Бэкон признает наличие принципа, который связывает физические и метафизические формы (идеи), следовательно, благодаря этому единству возможно познание законов и универсальных форм их материального проявления: «Ведь физика направляет человеческие усилия по узким и трудным тропинкам, повторяющим извилистые пути обычной природы, но мудрым всюду открыта широкая дорога, ибо у мудрости, которую древние определяли как “знание всех вещей, божественных и человеческих”, всегда достаточно самых разнообразных средств. Физические причины освещают путь и дают средства для новых открытий в однородной материи, но тот, кто обладает знанием какой-либо формы, обладает также и знанием высшей возможности привнесения этой природы в любую материю, и его действия не связаны и не ограничены ни материальным основанием, ни условием действующей причины» [193] . Таким образом, Бэкон переконструирует эпистемологическую пирамиду: от опыта над материальным объектом ученый восходит к обобщениям, выявляет действующие принципы, а затем переносит открытый закон на подобные материальные явления, опять перепроверяя его действие экспериментом. Признавая необходимость метафизики для науки, философ исключает не только телеологию из непосредственного исследования материи, но отрицает логику как единственный инструмент познания метафизики [194] .
193
Там же. С. 240.
194
«Поэтому естественная философия Демокрита и других, которые устранили Бога и ум (mens) из мироздания и приписали строение Вселенной бесчисленному ряду попыток и упражнений самой природы <…> и видели причины отдельных вещей в необходимости, присущей материи, не нуждаясь во вмешательстве конечных причин, является <…> в вопросе о физических причинах значительно более основательной и глубже проникает в природу, чем философия Аристотеля и Платона <…> первые никогда не тратили сил на изучение конечных причин, последние же беспрестанно рассуждали о них. И в этом отношении Аристотель заслуживает еще большего осуждения, чем Платон, ибо он не упоминает об источнике конечных причин, т. е. Боге, и заменяет Бога природой; сами же конечные причины он излагает скорее с точки зрения логики, чем теологии. Мы говорим об этом не потому, что эти конечные причины не являются истинными и достойными внимательного изучения в метафизике, но потому, что, совершая набеги и вторжения во владения физических причин, они производят там страшные разорения и опустошения» (Там же. С. 241–242).

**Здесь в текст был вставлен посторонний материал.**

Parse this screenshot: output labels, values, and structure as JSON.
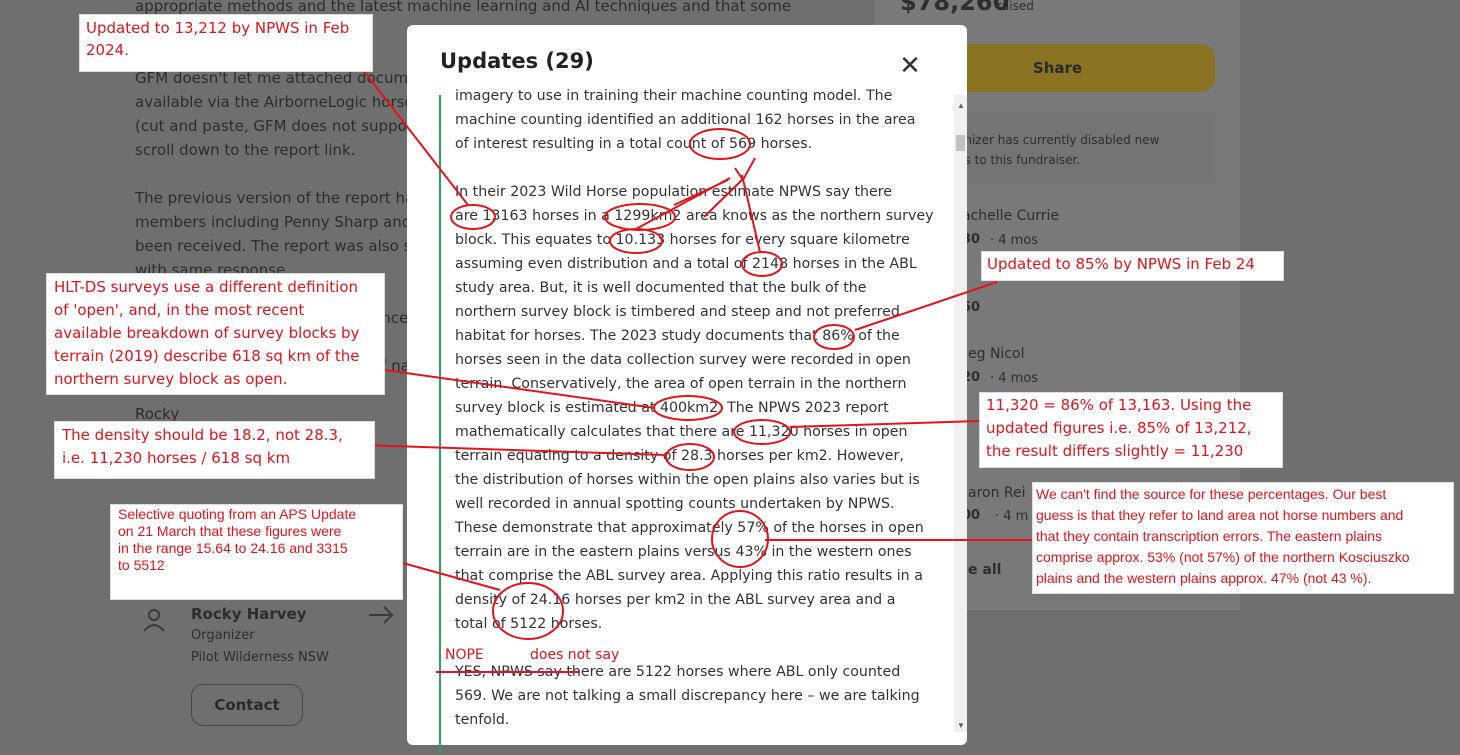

Понятия света и зрения также присутствуют в философии познания Бэкона. Он различает зрение как религиозное прозрение и зрение как чувственное восприятие, на основании которого люди способны к рациональному познанию, которое и служит доказательством: «Люди обладают уже от природы некоторыми нравственными понятиями, сформированными под влиянием естественного света и естественных законов, такими, как добродетель, порок, справедливость, несправедливость, добро, зло. Однако следует заметить, что выражение “естественный свет” может быть понято в двояком смысле: во-первых, в том смысле, что этот свет возникает как результат чувственных восприятий, индукции, разума, аргументов, согласно законам неба и земли; во-вторых, в том смысле, что этот свет озаряет человеческую душу неким внутренним прозрением, повинуясь закону совести, этой искры, этого отблеска старинной первозданной чистоты. В этом последнем смысле душа становится причастной некоему свету, помогающему увидеть и понять совершенство морального закона <…>. Поэтому религия, будем ли мы рассматривать ее как таинство или как наставницу в морали, рождается из божественного откровения» [195] . В данном случае религии отводится в жизни человека морально-этическая функция, тогда как науке – функция познания законов Вселенной.
195
Там же. С. 539–540.
Бэкон разграничивает свет как откровение и свет как природное явление, поскольку его не удовлетворяет платоновская и христианская концепция Бога – источника света и знания. Он критикует имеющиеся исследования оптики и глаза, среди которых были работы Дюрера, Везалия, Кеплера, поскольку материальный, физический источник света остается неизвестным: «Ни в оптике, ни где-либо в другом месте мы не встречаем более или менее ценных исследований о свете. Исследуется распространение лучей света, но не его происхождение. А источником этого недостатка <…> является причисление оптики к разряду математических дисциплин, ибо в этом случае слишком поспешно была покинута почва физики. С другой стороны, и в самой физике свет (как и его причины) получает порой почти фантастическое толкование, и его рассматривают как нечто среднее между божественной и природной субстанциями, а некоторые из платоников даже заявляли, что он древнее самой материи, совершенно безосновательно вообразив, что после того, как было создано пространство, оно сначала заполнилось светом, а уже потом – материей» [196] .
196
Бэкон Ф. Указ. соч. Т. 1. С. 288.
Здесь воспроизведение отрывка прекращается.